Authentication with SSH works with public keys sent from the remote system. If an SSH client needs to connect to an SSH server, the server sends the public key to the client, which then looks for that key in its files. The following situations can occur here:
- The SSH client finds the key in its list of known server keys, and the key is allocated to the corresponding host name or IP address. The SSH connection can be established without further activity from the user.
- The SSH client does not find the key in its list of known server keys, and also no other key of the same type (RSA or DSA/DSS) for the corresponding host name or IP address. The SSH client assumes that this is the first connection to the server. It shows its public key and the associated fingerprint. The user can verify the key using a copy from another source, and can then decide whether the server should be stored in the list of known SSH servers. If the user declines this verification, the SSH connection is broken immediately.
- The SSH client finds a key for the corresponding host name or IP address, but this is different from the key currently in use. Both keys are displayed, but the SSH connection will be terminated because the SSH client suspects a man-in-the-middle attack.
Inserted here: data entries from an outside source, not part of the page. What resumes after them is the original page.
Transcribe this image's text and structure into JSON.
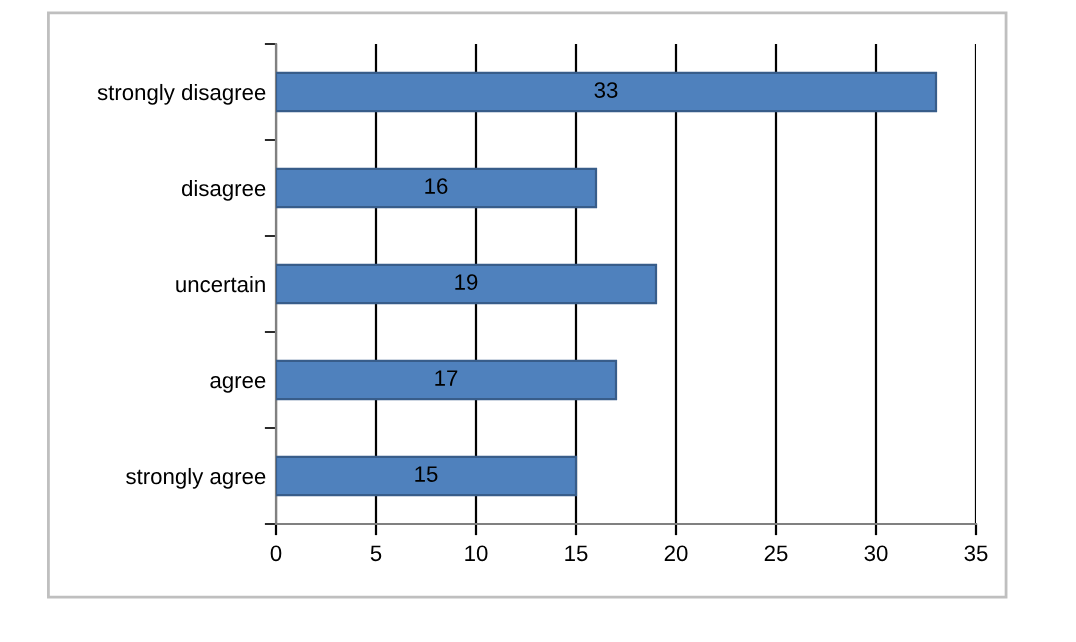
{
  "chart_data": {
    "type": "bar",
    "orientation": "horizontal",
    "categories": [
      "strongly disagree",
      "disagree",
      "uncertain",
      "agree",
      "strongly agree"
    ],
    "values": [
      33,
      16,
      19,
      17,
      15
    ],
    "color": "#4f81bd",
    "xlim": [
      0,
      35
    ],
    "xticks": [
      0,
      5,
      10,
      15,
      20,
      25,
      30,
      35
    ],
    "grid": "x",
    "data_labels": true,
    "legend": false
  }
}
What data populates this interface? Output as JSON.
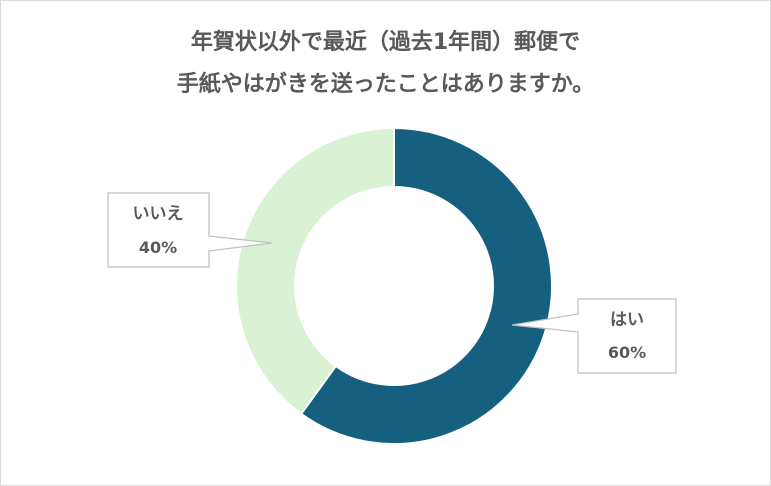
{
  "title": {
    "line1": "年賀状以外で最近（過去1年間）郵便で",
    "line2": "手紙やはがきを送ったことはありますか。"
  },
  "chart_data": {
    "type": "pie",
    "variant": "donut",
    "slices": [
      {
        "label": "はい",
        "value": 60,
        "value_label": "60%",
        "color": "#16607f"
      },
      {
        "label": "いいえ",
        "value": 40,
        "value_label": "40%",
        "color": "#d9f2d3"
      }
    ],
    "start_angle_deg": 0,
    "direction": "clockwise"
  },
  "colors": {
    "text": "#595959",
    "callout_border": "#bfbfbf",
    "frame_border": "#d9d9d9"
  }
}
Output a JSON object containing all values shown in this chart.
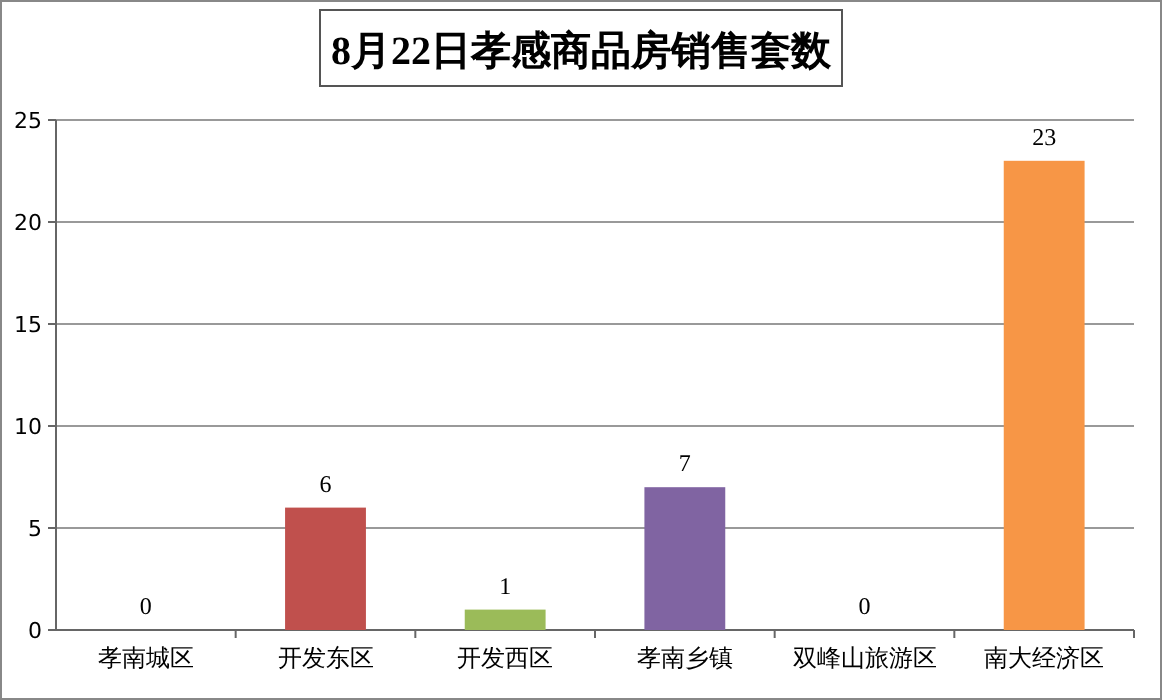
{
  "chart_data": {
    "type": "bar",
    "title": "8月22日孝感商品房销售套数",
    "categories": [
      "孝南城区",
      "开发东区",
      "开发西区",
      "孝南乡镇",
      "双峰山旅游区",
      "南大经济区"
    ],
    "values": [
      0,
      6,
      1,
      7,
      0,
      23
    ],
    "colors": [
      "#4f81bd",
      "#c0504d",
      "#9bbb59",
      "#8064a2",
      "#4bacc6",
      "#f79646"
    ],
    "ylim": [
      0,
      25
    ],
    "yticks": [
      0,
      5,
      10,
      15,
      20,
      25
    ],
    "grid": "y",
    "data_labels": true
  }
}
If the public key on the remote system was recently changed, then the administrator has to delete the outdated entry from the list of known servers (see Manually deleting known SSH server keys.
After successfully verifying the server key, the administrator can enter the password for accessing the remote system. The password cannot be entered directly at the command line.
SSH connections are usually closed at the server, e.g. by entering exit in the shell. Sometimes it may be necessary to close the SSH connection with the client, e.g. if the application on the server has problems. The SSH client in LCOS uses the same character string as OpenSSH to close the connection, i.e. ‘tilde - dot’.